Bulduğum yanıt şuydu: Ancak koşarken gelir o karamsar ya da gülünç düşünceler insanın aklına. Ya uyurken ya da bedensel ağır bir yükün altındayken, rastlantısal diyebileceğimiz düşünce okları birbirlerini bulabilirler zihnin o engin uzayında. Uyurken de bedensel olarak kendimizi zorlarken de akıl bir süreliğine bizi terkeder. Geriye saçma sapan düşüncelerin işgaline açık, savunması delik deşik olmuş bir zihin kalır. İşte bu zayıf anda doğar o yaratıcı fikirler, en akla gelmez kavramlar birbirlerini rastlantısal olarak bulurlar, bir çeşit “random walk”, tıpkı atom hızlandırıcılarının tünellerinin içinde birbirleriyle çarpışan milyarlarca parçacık gibi çarpışır sıfatlar isimlerle, zarflar yüklemlerle. Gölde yüzen mavi bir kedi gülünç gelmez o anda, kente bir yılan gibi sokulan kızıl sel suları da...
Fakat iyi fikirler yetmez bir öyküyü, bir romanı başarılı yapmaya. O fikri geliştirmek, süsleyip püslemek, işe yarar hale getirmek gerekir. Bana göre Murakami bu noktada başarısız bir yazar. İyi fikirlerle kurguya başlayan ama bu fikirleri iyi işleyemeyen birisi. Yani bitirmek kadar nasıl bitirdiğine önem vermeyen bir yazar. Belki de bunda maraton koşucusu olmasının büyük bir etkisi vardır. Sonuçta koşarken nasıl koştuğunun, kimin için koştuğunun, kime ne mesaj verdiğinin bir önemi yoktur. Önemli olan 42.2 kilometrelik mesafeyi koşmak ve bitirmektir. Bunu kendisi de defalarca belirtiyor kitabında. Oysa benim için ne için yazdığım, kime ne mesaj vermek istediğim, en az hikayenin sanatsal güzelliği kadar önemli. Ne biçimi içeriğe kurban etmeyi ne de içeriği biçime kurban etmeyi kabul ediyorum. Okuyucu güzel bir yapıtı okumalı ve okurken zevk almalıdır. Aynı zamanda kitabı bitirip, raftaki yerine koyarken kafasında soru işaretleri olmalı; insanlığı, acıyı, aşkı, yaşamı, sanatı sorgulayan sorular zıplamalıdır zihninde. Aksi takdirde yazar ile hokkabaz arasında pek fark kalmaz. Birisi sahnedeki araç-gereciyle eğlendirir, diğeri kelimeleriyle. Eğlendirmek tabii ki güzeldir ama düşündürerek eğlendirmek daha güzeldir.

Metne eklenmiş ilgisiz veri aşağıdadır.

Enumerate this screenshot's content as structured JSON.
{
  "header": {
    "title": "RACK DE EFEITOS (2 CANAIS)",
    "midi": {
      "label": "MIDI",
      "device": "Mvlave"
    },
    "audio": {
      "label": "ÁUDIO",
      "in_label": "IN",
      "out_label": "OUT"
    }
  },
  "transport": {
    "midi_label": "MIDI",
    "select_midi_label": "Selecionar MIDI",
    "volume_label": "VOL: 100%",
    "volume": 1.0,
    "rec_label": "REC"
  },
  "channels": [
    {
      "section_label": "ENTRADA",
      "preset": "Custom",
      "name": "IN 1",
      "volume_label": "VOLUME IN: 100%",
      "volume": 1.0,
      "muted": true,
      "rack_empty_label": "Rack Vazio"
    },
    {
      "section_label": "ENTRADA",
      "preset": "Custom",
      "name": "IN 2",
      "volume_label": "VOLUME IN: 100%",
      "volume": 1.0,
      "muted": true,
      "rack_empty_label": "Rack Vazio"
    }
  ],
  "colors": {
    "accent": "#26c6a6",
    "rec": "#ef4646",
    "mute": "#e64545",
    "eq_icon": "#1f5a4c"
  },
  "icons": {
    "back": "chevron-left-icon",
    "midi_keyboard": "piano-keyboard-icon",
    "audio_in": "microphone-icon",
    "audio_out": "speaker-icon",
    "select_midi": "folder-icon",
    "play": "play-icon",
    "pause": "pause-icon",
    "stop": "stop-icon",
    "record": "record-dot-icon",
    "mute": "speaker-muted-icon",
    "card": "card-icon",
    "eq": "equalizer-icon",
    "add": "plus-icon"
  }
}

Kitabı okurken aklıma gelmedi değil, “Acaba ben yazsaydım böyle bir kitap, nasıl bir dil, nasıl bir yöntem seçerdim?”. Sanırım ben koşudan çok yazarlığa önem verir, aralarındaki koşutlukların daha bir altını çizer; yaşamı, yazıyı ve genel anlamda zorlukları sorgulayan bir deneme kitabı çıkarırdım ortaya. Tek sorun henüz ciddi bir koşu tecrübemin olmaması. O da zamanla olacak, yavaş yavaş birikecek bir şey. İğneyle kuyu kazmak nasıl roman yazmak için kıyas olabiliyorsa, maraton koşarken atılan her adım da maratonun tamamına kıyas olabilir. Ne romancı yazdığı romanın sonunu bilir başlarken ne de maratoncu 200 metre ileride kendisini nasıl bir yokuşun beklediğinin farkındadır. Bilmemek mutluluktur her ikisi için de! Bilmedikleri için hızlarını ve hırslarını koruyabilirler, bilmedikleri için devam etmeye hakları vardır, bilmedikleri için koşmak da yazmak da değerli uğraşılardır.
Bizler de bilmediğimiz için yarını bekleriz umutla, bilmediğimiz için bir sonrak sayfayı çeviririz heyecanla. Bilmediğimiz için yazarız kimi zaman. Tatmin olmak yazının son noktasını koymak, maratonun bitiş noktasına varmaktır. İyi bir yarış çıkarabildiysek, iyi bir yazıyı ortaya koyabildiysek ne mutlu bize.